L'Islande, petite île volcanique de 260 000 habitants, s'avère un pays à l'univers musical particulièrement riche et prolifique pour ne citer que Bjork, Gus Gus ou Sigur Ros.

Sigur Rós fait figure de nouveau messie de la guitare post-atmosphérique ou de chantre du space-rock

Il est vrai que son succès peut s'expliquer, outre les qualités intrinsèques et novatrices de sa musique, par sa capacité à entraîner les auditeurs sur les chemins de leur imaginaire.

En effet, portée par l'orchestration d'instruments dont le groupe explore toutes les possibiltés pour mieux les détourner ( tel l'archet la baguette de tambour sur guitares), la voix pure, véritable instrument en soi sans comparaison possible sur la scène actuelle, de Jónsi Birgisson transcende les paroles tantôt chantées en islandais, tantôt en "hopelandish" (langue de l'espoir), langage imaginaire dont seul il possède les clefs et qui, en tout état de cause, ne sont intelligibles pour la majorité du public que par leurs intonations et leur pouvoir évocateur.

Toutefois, il paraît évident que Sigur Rós ne se contente pas de créer une musique qui faute de termes académiques de comparaison est classée dans le genre " atmosphérique ". On n'appartient pas à une île désignée comme une terre de feu et de glace, qui est une des plus jeunes terres de la planète, aux paysages grandioses et inquiétants générés par la coexistence des glaces et des volcans et peuplées de légendes sans en être imprégné. Et cela semble bien se retrouver dans leur univers musical.

Des images proposées par le groupe et de leurs interviews, on sent bien que leur musique n'est pas que " récréative ".Elle met en scène outre les composantes spécifiques de la nature islandaise des obsessions récurrentes .

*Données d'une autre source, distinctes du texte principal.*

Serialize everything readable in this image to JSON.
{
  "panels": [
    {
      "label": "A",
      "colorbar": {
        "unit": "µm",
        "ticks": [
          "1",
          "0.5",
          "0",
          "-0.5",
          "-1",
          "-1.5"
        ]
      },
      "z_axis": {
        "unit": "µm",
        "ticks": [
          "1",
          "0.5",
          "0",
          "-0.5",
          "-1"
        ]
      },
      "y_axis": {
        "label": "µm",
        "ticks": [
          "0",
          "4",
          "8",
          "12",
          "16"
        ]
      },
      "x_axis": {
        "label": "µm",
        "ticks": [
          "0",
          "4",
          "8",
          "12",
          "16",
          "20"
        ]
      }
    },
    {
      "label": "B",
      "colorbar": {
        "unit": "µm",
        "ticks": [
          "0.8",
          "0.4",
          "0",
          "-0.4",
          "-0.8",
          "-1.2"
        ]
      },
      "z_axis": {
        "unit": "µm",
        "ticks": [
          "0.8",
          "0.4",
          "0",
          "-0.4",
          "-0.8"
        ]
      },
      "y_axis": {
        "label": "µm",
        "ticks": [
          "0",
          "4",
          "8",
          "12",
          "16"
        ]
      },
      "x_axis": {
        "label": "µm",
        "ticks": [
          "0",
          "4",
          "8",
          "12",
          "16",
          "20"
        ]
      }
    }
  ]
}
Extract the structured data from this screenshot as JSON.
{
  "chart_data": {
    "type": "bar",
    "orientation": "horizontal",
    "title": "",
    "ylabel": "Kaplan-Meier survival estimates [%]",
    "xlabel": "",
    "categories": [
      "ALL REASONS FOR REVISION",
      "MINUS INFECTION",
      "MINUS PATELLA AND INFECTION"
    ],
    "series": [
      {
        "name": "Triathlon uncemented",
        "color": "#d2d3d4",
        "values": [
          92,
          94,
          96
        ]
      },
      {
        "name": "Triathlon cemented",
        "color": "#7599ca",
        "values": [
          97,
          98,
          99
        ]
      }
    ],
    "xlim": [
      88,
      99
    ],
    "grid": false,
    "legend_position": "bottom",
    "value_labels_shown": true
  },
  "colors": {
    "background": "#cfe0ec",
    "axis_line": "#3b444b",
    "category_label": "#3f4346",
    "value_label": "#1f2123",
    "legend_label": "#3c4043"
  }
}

Ainsi, les trois " clips " présentés en introduction du concert du 13 février 2003 au Grand Rex , laissent plutôt penser qu'il s'agit de la musique de l'innocence au sens philosophique du terme, de cette innocence qu'a l'homme avant d'atteindre l'âge de raison et que certains, pour des raisons évènementielles, garderont toujours. Qu'il s'agisse de l'innocence archaïque des trisomoqiues dans un ballet angélique, de l'innocence punie du jeune garçon aux poupées ou de l'innocence volée des enfants condamnés à jouer avec des masques à gaz dans une neige noire d'après cataclysme nucléaire (les cendres volcaniques de la plage de Vik). De plus, ces enfants se meuvent dans un espace temps ralenti à l'extrême qui accentue le caractère à la fois onirique et angoissant des images et des sujets.

Cet univers tellurique et pluridimensionnel accède à toute son amplitude sur la scène qui gomme les reliefs parfois trop planants des albums. Chaque concert paraît comme une grand messe car c'est bien de cela dont il s'agit. Envoûté par la musique cosmique, le spectateur flotte entre frissons et palpitations.

Et le petit groupe frêle, descendant du " peuple caché ", tout souriant, revient ingénument sur scène pour saluer et nous applaudir !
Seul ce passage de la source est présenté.